Quantum machine learning is an emerging and rapidly developing inter-disciplinary field, exploring the potential of devices operating under the laws of quantum physics to speed-up machine learning algorithms, as well as to perform new algorithms for equivalent uniquely quantum problems. Some of these involve plugging in known quantum algorithms to classical machine learning protocols, while others are fundamentally new. A fundamental difference in the quantum case however is that measurement inevitably causes disturbance, and thus if the algorithm provides output at some point, any data received and fed into the algorithm up to that point is disturbed.



The question therefore naturally arises to what extent a quantum machine learning algorithm can incorporate further data provided at a later time to e.g. classify new samples, or improve the learned model.

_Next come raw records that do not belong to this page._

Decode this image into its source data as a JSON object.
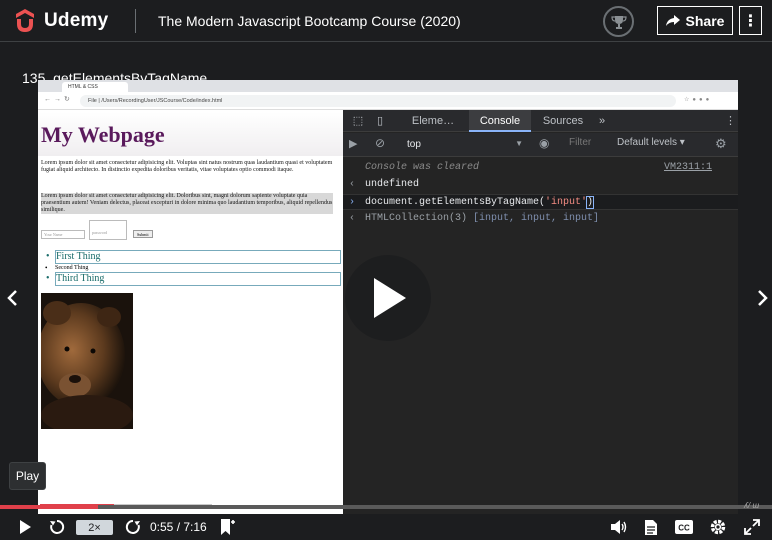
{
  "header": {
    "brand": "Udemy",
    "course_title": "The Modern Javascript Bootcamp Course (2020)",
    "share_label": "Share",
    "more_label": "⋮"
  },
  "lecture": {
    "title": "135. getElementsByTagName"
  },
  "browser": {
    "tab_title": "HTML & CSS",
    "url": "File  |  /Users/RecordingUser/JSCourse/Code/index.html"
  },
  "webpage": {
    "heading": "My Webpage",
    "paragraph1": "Lorem ipsum dolor sit amet consectetur adipisicing elit. Voluptas sint natus nostrum quas laudantium quasi et voluptatem fugiat aliquid architecto. In distinctio expedita doloribus veritatis, vitae voluptates optio commodi itaque.",
    "paragraph2": "Lorem ipsum dolor sit amet consectetur adipisicing elit. Doloribus sint, magni dolorum sapiente voluptate quia praesentium autem! Veniam delectus, placeat excepturi in dolore minima quo laudantium temporibus, aliquid repellendus similique.",
    "input1_placeholder": "Your Name",
    "input2_placeholder": "password",
    "submit_label": "Submit",
    "list": [
      "First Thing",
      "Second Thing",
      "Third Thing"
    ]
  },
  "devtools": {
    "tabs": [
      "Eleme…",
      "Console",
      "Sources",
      "»"
    ],
    "context": "top",
    "filter_placeholder": "Filter",
    "levels": "Default levels ▾",
    "console_cleared": "Console was cleared",
    "vm_link": "VM2311:1",
    "line_undefined": "undefined",
    "command_prefix": "document.getElementsByTagName(",
    "command_arg": "'input'",
    "command_suffix": ")",
    "result_head": "HTMLCollection(3) ",
    "result_items": "[input, input, input]"
  },
  "player": {
    "tooltip": "Play",
    "speed": "2×",
    "time": "0:55 / 7:16",
    "progress_fraction": 0.127,
    "watermark": "ʎ/ ɯ"
  },
  "colors": {
    "accent": "#e0404a",
    "background": "#1c1d1f",
    "brand": "#a435f0"
  }
}
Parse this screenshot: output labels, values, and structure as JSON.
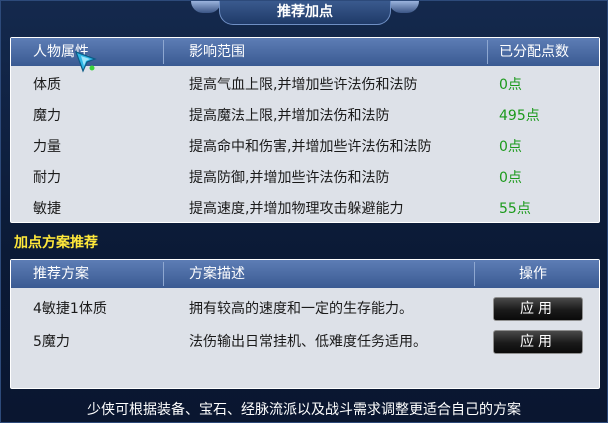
{
  "window": {
    "title": "推荐加点"
  },
  "attributes": {
    "headers": [
      "人物属性",
      "影响范围",
      "已分配点数"
    ],
    "rows": [
      {
        "name": "体质",
        "effect": "提高气血上限,并增加些许法伤和法防",
        "points": "0点"
      },
      {
        "name": "魔力",
        "effect": "提高魔法上限,并增加法伤和法防",
        "points": "495点"
      },
      {
        "name": "力量",
        "effect": "提高命中和伤害,并增加些许法伤和法防",
        "points": "0点"
      },
      {
        "name": "耐力",
        "effect": "提高防御,并增加些许法伤和法防",
        "points": "0点"
      },
      {
        "name": "敏捷",
        "effect": "提高速度,并增加物理攻击躲避能力",
        "points": "55点"
      }
    ]
  },
  "plans": {
    "section_label": "加点方案推荐",
    "headers": [
      "推荐方案",
      "方案描述",
      "操作"
    ],
    "rows": [
      {
        "name": "4敏捷1体质",
        "desc": "拥有较高的速度和一定的生存能力。",
        "action": "应用"
      },
      {
        "name": "5魔力",
        "desc": "法伤输出日常挂机、低难度任务适用。",
        "action": "应用"
      }
    ]
  },
  "footer": "少侠可根据装备、宝石、经脉流派以及战斗需求调整更适合自己的方案",
  "icons": {
    "cursor": "wand-cursor-icon"
  },
  "colors": {
    "points_value": "#1c9a1c",
    "section_label": "#ffe83a",
    "header_bg": "#4a6aa3"
  }
}
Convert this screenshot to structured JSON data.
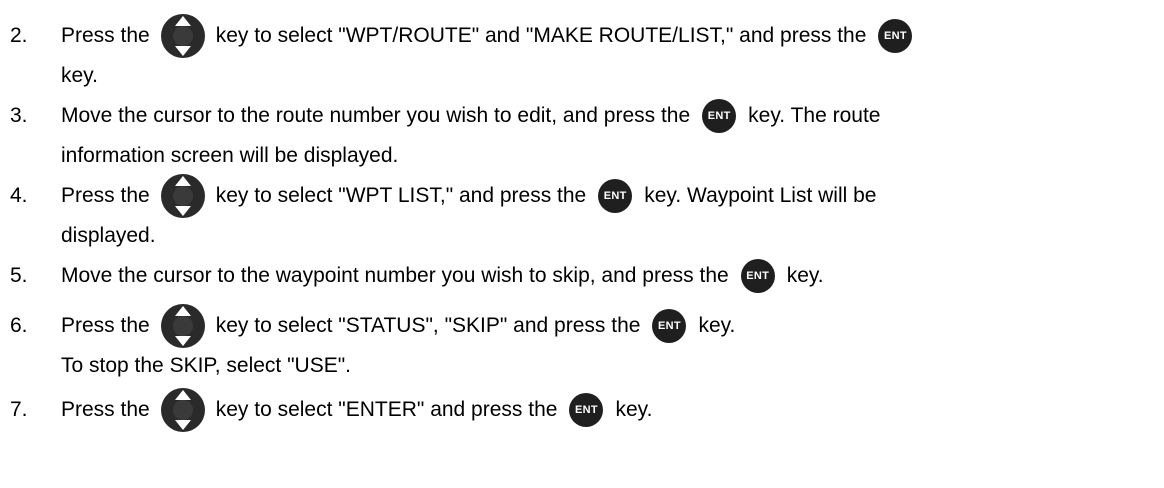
{
  "keys": {
    "ent_label": "ENT"
  },
  "steps": [
    {
      "number": "2.",
      "line1_a": "Press the",
      "line1_b": "key to select \"WPT/ROUTE\" and \"MAKE ROUTE/LIST,\" and press the",
      "line2": "key."
    },
    {
      "number": "3.",
      "line1_a": "Move the cursor to the route number you wish to edit, and press the",
      "line1_b": "key. The route",
      "line2": "information screen will be displayed."
    },
    {
      "number": "4.",
      "line1_a": "Press the",
      "line1_b": "key to select \"WPT LIST,\" and press the",
      "line1_c": "key. Waypoint List will be",
      "line2": "displayed."
    },
    {
      "number": "5.",
      "line1_a": "Move the cursor to the waypoint number you wish to skip, and press the",
      "line1_b": "key."
    },
    {
      "number": "6.",
      "line1_a": "Press the",
      "line1_b": "key to select \"STATUS\", \"SKIP\" and press the",
      "line1_c": "key.",
      "line2": "To stop the SKIP, select \"USE\"."
    },
    {
      "number": "7.",
      "line1_a": "Press the",
      "line1_b": "key to select \"ENTER\" and press the",
      "line1_c": "key."
    }
  ]
}
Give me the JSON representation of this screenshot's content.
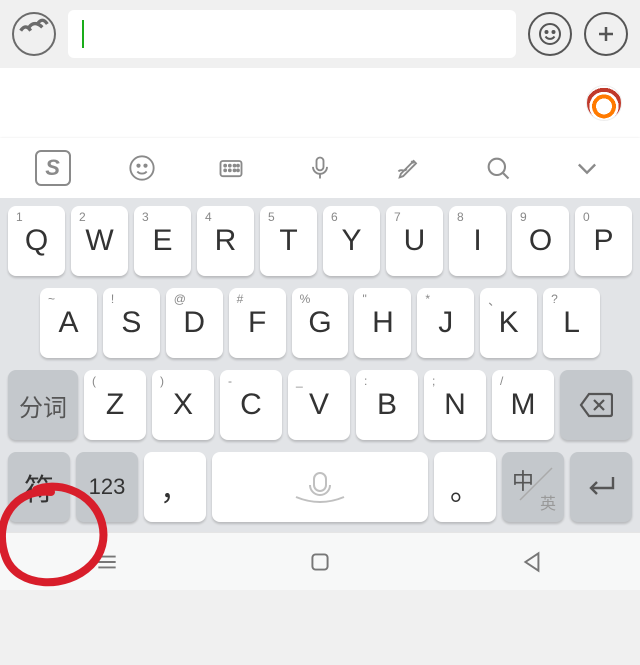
{
  "topbar": {
    "input_value": "",
    "input_placeholder": ""
  },
  "kb_toolbar": {
    "logo": "S"
  },
  "keyboard": {
    "row1": [
      {
        "main": "Q",
        "sub": "1"
      },
      {
        "main": "W",
        "sub": "2"
      },
      {
        "main": "E",
        "sub": "3"
      },
      {
        "main": "R",
        "sub": "4"
      },
      {
        "main": "T",
        "sub": "5"
      },
      {
        "main": "Y",
        "sub": "6"
      },
      {
        "main": "U",
        "sub": "7"
      },
      {
        "main": "I",
        "sub": "8"
      },
      {
        "main": "O",
        "sub": "9"
      },
      {
        "main": "P",
        "sub": "0"
      }
    ],
    "row2": [
      {
        "main": "A",
        "sub": "~"
      },
      {
        "main": "S",
        "sub": "!"
      },
      {
        "main": "D",
        "sub": "@"
      },
      {
        "main": "F",
        "sub": "#"
      },
      {
        "main": "G",
        "sub": "%"
      },
      {
        "main": "H",
        "sub": "\""
      },
      {
        "main": "J",
        "sub": "*"
      },
      {
        "main": "K",
        "sub": "、"
      },
      {
        "main": "L",
        "sub": "?"
      }
    ],
    "row3": {
      "fenci": "分词",
      "keys": [
        {
          "main": "Z",
          "sub": "("
        },
        {
          "main": "X",
          "sub": ")"
        },
        {
          "main": "C",
          "sub": "-"
        },
        {
          "main": "V",
          "sub": "_"
        },
        {
          "main": "B",
          "sub": ":"
        },
        {
          "main": "N",
          "sub": ";"
        },
        {
          "main": "M",
          "sub": "/"
        }
      ]
    },
    "row4": {
      "symbol": "符",
      "numeric": "123",
      "comma": "，",
      "period": "。",
      "lang_main": "中",
      "lang_sub": "英"
    }
  }
}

In the case of truly quantum input data, e.g. the quantum state of light which has interacted with an object, or polarisation states following transmission through an unknown channel, the problem of classification and incorporation of subsequent data instances is particularly pertinent, and remains unexplored.



The project will thus consider in particular quantum classification tasks, by which we mean those in which data is encoded in properties of quantum systems and we wish to search for patterns within the data. The student will apply tools from quantum measurement theory to analyse proposed algorithms, in particular by varying the strength of measurements performed on the data. The stronger the measurement the greater the information gain but the more severe the disturbance - a realisation that goes back to Heisenberg and the very foundations of the theory. There is thus a tension between optimising the information extracted and thereby the performance of the classifier, and minimising measurement back-action, and it is this tradeoff which will be explored in the project.



This is a theoretical project, which may however be expected to shed light on the performance of techniques in current use or feasible with current technology, compared to the theoretically optimal performance. It sits within the EPSRC research area "Quantum Optics and Information", as well as being of relevance to "Quantum Technologies", "Information Systems", and "Artificial Intelligence". It is a collaboration with QuantIC, the quantum imaging hub.



In the long term there are numerous potential applications relevant to EPSRC research themes - fundamentally all information extracted about the world is in the form of quantum states, as nature is ultimately quantum mechanical. In scenarios as diverse as gravitational wave detection and in image recognition the signal of interest is encoded in the quantum state of light exiting an interferometer or reaching a camera, and one can imagine it may become desirable to directly classify the quantum states of light, rather than convert via measurement to a classical signal. Understanding the theoretical limits to quantum machine learning can allow benchmarking of existing techniques, as well as paving the way, in the longer run, for the processing of quantum big data.